Good news…the US National Security Agency (NSA) released a guideline on how to properly secure wireless devices against potential attacks targeting them when traveling or working remotely.
While NSA’s recommendations were created to help National Security System (NSS), Department of Defense (DoD), and Defense Industrial Base (DIB) teleworkers, they pretty much work for all remote workers.
Check out the the info sheet published by the NSA that can help identify potential threats and vulnerable public connections, as well as minimize risks and better secure wireless devices and data.
A few highlights…
“Cyber actors can compromise devices over Bluetooth, public Wi-Fi, and Near-Field Communications (NFC), a short-range wireless technology. This puts personal and organizational data, credentials, and devices at risk,” the NSA states.
“If users must connect to public Wi-Fi, they should take necessary precautions, such as using a personal or corporate-provided virtual private network (VPN) to encrypt the traffic.”
Try to stay away from public hotspots and disable unused wireless radios
Hijacked wireless devices, including laptops, tablets, mobile, and wearable accessories, can lead to the compromise of personal and corporate data, such as credentials and sensitive documents.
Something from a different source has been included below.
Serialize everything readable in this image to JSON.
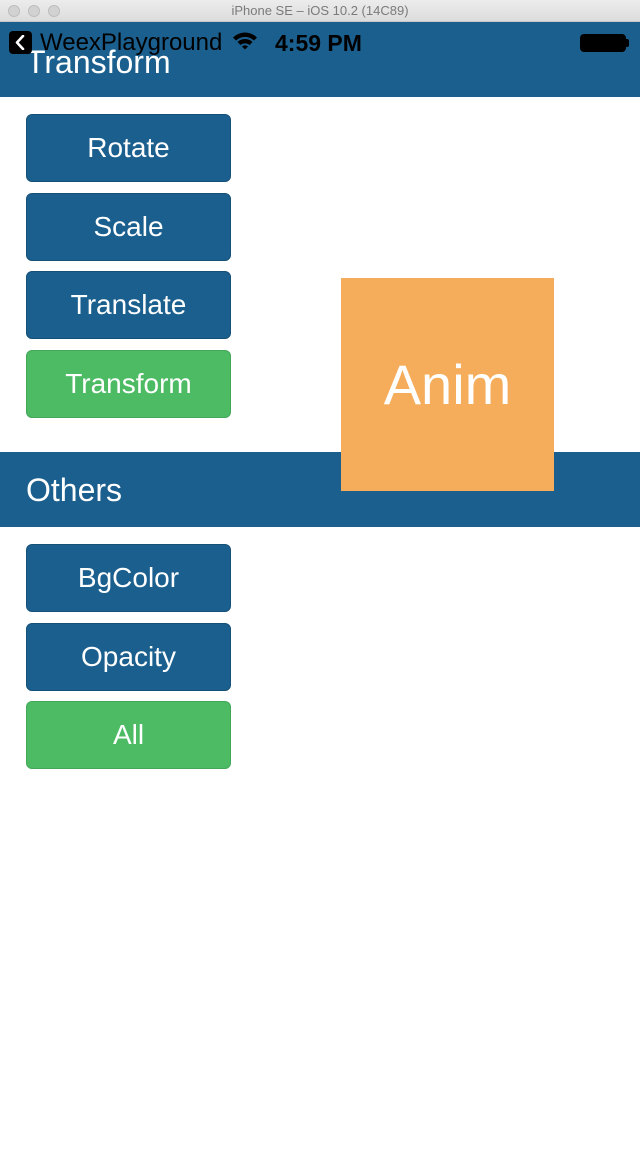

To avoid getting hacked, the NSA suggests avoiding public Wi-Fi networks as they expose traffic data to theft or manipulation, disabling Bluetooth and NFC radios while in public and not in use to avoid exposing info that can be used to hack the device.
“Users should consider additional security measures, including limiting/disabling device location features, using strong device passwords, and only using trusted device accessories, such as original charging cords,” the NSA added.
“Before conducting business remotely or in public settings users should obtain explicit authorization from their organization to do so.”